Sergey Nivens - Fotolia
The 4 rules of a microservices defense-in-depth strategy
Learn the four must-follow rules when introducing defense-in-depth to a distributed microservices architecture, especially when services traverse numerous networks and apps.
Defense-in-depth is a popular security strategy that places the applications and data (or groups of applications and data) that inhabit an architecture into designated security layers. While attackers could still gain access to one part of a system, the idea is that these multiple, varied security layers will prevent that attack from universally gaining system access. However, the defense-in-depth strategy presents a unique challenge when it comes to microservices, simply because the proliferation of independent services involved creates a massive attack surface.
Thankfully, architects can use a combination of encryption, access management, traffic analysis, monitoring and logging tools designed to address this additional complexity. For instance, microservices-centric API gateways can isolate services from outside access, manage credentials and regulate user permissions.

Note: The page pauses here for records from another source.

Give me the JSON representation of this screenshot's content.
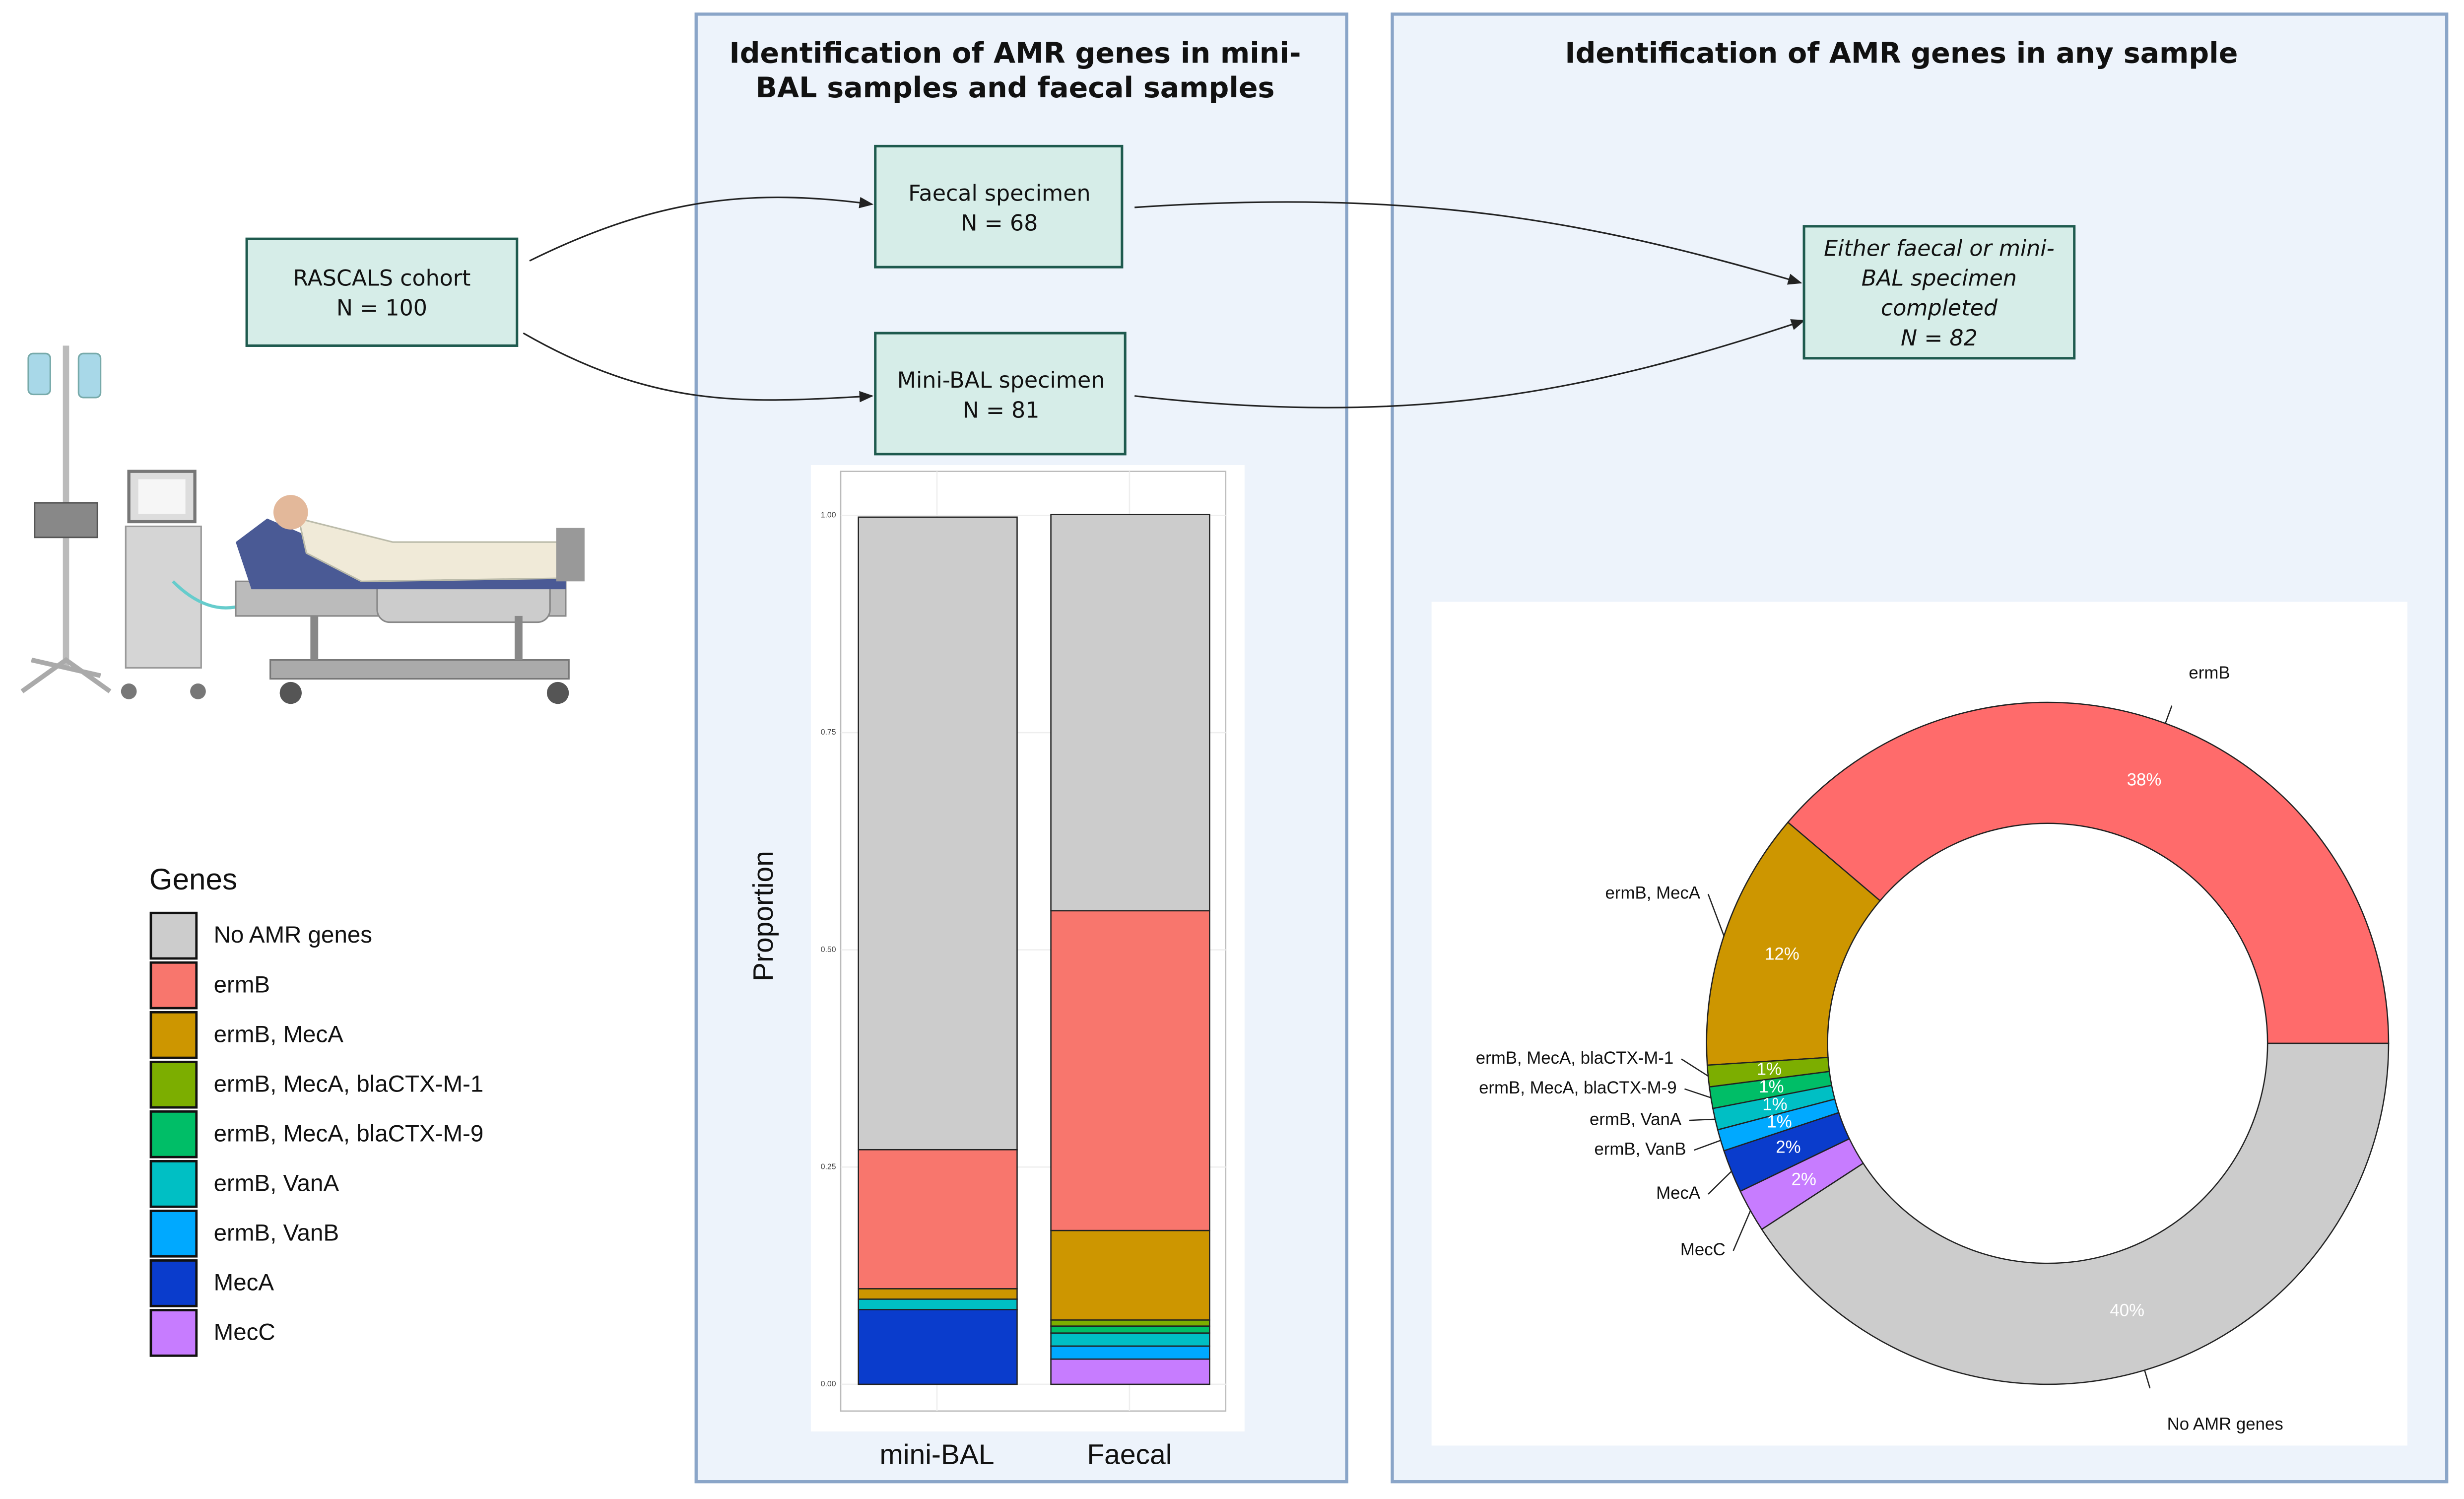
{
  "panels": {
    "left_title_lines": [
      "Identification of AMR genes in mini-",
      "BAL samples and faecal samples"
    ],
    "right_title": "Identification of AMR genes in any sample"
  },
  "nodes": [
    {
      "label_lines": [
        "RASCALS cohort"
      ],
      "count_label": "N = 100"
    },
    {
      "label_lines": [
        "Faecal specimen"
      ],
      "count_label": "N = 68"
    },
    {
      "label_lines": [
        "Mini-BAL specimen"
      ],
      "count_label": "N = 81"
    },
    {
      "label_lines": [
        "Either faecal or mini-",
        "BAL specimen",
        "completed"
      ],
      "count_label": "N = 82"
    }
  ],
  "chart_data": [
    {
      "type": "stacked-bar",
      "y_label": "Proportion",
      "legend_title": "Genes",
      "categories": [
        "mini-BAL",
        "Faecal"
      ],
      "ylim": [
        0,
        1
      ],
      "yticks": [
        {
          "value": 0,
          "label": "0.00"
        },
        {
          "value": 0.25,
          "label": "0.25"
        },
        {
          "value": 0.5,
          "label": "0.50"
        },
        {
          "value": 0.75,
          "label": "0.75"
        },
        {
          "value": 1,
          "label": "1.00"
        }
      ],
      "grid": true,
      "series": [
        {
          "name": "No AMR genes",
          "color": "#cccccc",
          "values": [
            0.728,
            0.456
          ]
        },
        {
          "name": "ermB",
          "color": "#f8766d",
          "values": [
            0.16,
            0.368
          ]
        },
        {
          "name": "ermB, MecA",
          "color": "#cd9600",
          "values": [
            0.012,
            0.103
          ]
        },
        {
          "name": "ermB, MecA, blaCTX-M-1",
          "color": "#7cae00",
          "values": [
            0,
            0.007
          ]
        },
        {
          "name": "ermB, MecA, blaCTX-M-9",
          "color": "#00be67",
          "values": [
            0,
            0.008
          ]
        },
        {
          "name": "ermB, VanA",
          "color": "#00bfc4",
          "values": [
            0.012,
            0.015
          ]
        },
        {
          "name": "ermB, VanB",
          "color": "#00a9ff",
          "values": [
            0,
            0.015
          ]
        },
        {
          "name": "MecA",
          "color": "#0a3ccc",
          "values": [
            0.086,
            0
          ]
        },
        {
          "name": "MecC",
          "color": "#c77cff",
          "values": [
            0,
            0.029
          ]
        }
      ]
    },
    {
      "type": "donut",
      "categories": [
        "ermB",
        "ermB, MecA",
        "ermB, MecA, blaCTX-M-1",
        "ermB, MecA, blaCTX-M-9",
        "ermB, VanA",
        "ermB, VanB",
        "MecA",
        "MecC",
        "No AMR genes"
      ],
      "values": [
        38,
        12,
        1,
        1,
        1,
        1,
        2,
        2,
        40
      ],
      "value_labels": [
        "38%",
        "12%",
        "1%",
        "1%",
        "1%",
        "1%",
        "2%",
        "2%",
        "40%"
      ],
      "colors": [
        "#ff6b6b",
        "#cd9600",
        "#7cae00",
        "#00be67",
        "#00bfc4",
        "#00a9ff",
        "#0a3ccc",
        "#c77cff",
        "#cccccc"
      ]
    }
  ]
}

But while they are certainly helpful, it's not enough to simply install and run these tools. To properly apply a defense-in-depth strategy to a microservices architecture, there are four fundamental rules every software team must abide by. Let's review those four rules here.
Rule 1. Implement full protection
You can't simply protect your individual microservices: You must also secure the platforms they run on, the components they connect to and the information they access. Little good is done when the services are secured, but the underlying containers, network, service mesh and management systems are left vulnerable.
Play close attention to database resources and services that cross application boundaries. Generally, it's advisable to limit microservices interactions so that they only communicate with the applications authorized to access them. All shared resources should retain their own security mechanisms, perhaps at the network connection level, to limit risks. At any rate, you should avoid leaving any services or other application components universally accessible as much as possible.
Rule 2. Never ignore edge security
Defense-in-depth doesn't equate to simply relying on deeper layers of security to catch breaches. It's critical to ensure that user interaction and network-edge security are also strong, particularly when remote users are involved. Teams must absolutely monitor and investigate any suspected breach attempts to prevent gradual erosion of barriers through repeated attacks.
Most edge-security strategies employ API brokers to isolate internal services, manage user credentials and maintain role-based access control. These role-based access rights reduce the burden of controlling access on a per-user basis, a practice that all-too-often results in failures and exposed vulnerabilities. Just remember to avoid getting too granular with role definitions and assignments, which compromises the simplified access control this role-based approach was meant to provide.
Rule 3. Follow your workflows to determine protection points
In microservices applications, messages flow along predictable paths. This makes it easy to see logical points for security focus, such as where messaging paths intersect. However, this doesn't mean developers can ignore low-volume data paths. In fact, they should concentrate diligently on providing additional security in areas with considerable concentrations of workflow traffic.
Network-level security mechanisms provide the easiest way to address the security of microservices workflows, mainly by encrypting messages between microservices. However, be careful not to encrypt entire packets. Otherwise, intermediary handlers will have to decrypt the header to route traffic, holding up the entire workflow.
Rule 4. Consider zero-trust security
The final rule is to seriously consider implementing a zero-trust security model for all microservices-based applications. Most IP networks are inherently permissive when it comes to allowing connectivity, and allowing universal access is obviously problematic. Security measures like firewalls can protect assets over IP networks by limiting this universal connectivity; but, if something gets overlooked by the firewall, it immediately creates an unsafe environment.
Zero-trust mechanisms implement a default mode where no connectivity is allowed whatsoever until credentials are 100% validated. Sure, you'll get the occasional complaint from users who make a mistake with their credentials and are denied access. However, it's better to get a fixable complaint from a user than to be the victim of an unannounced attack on critical application systems.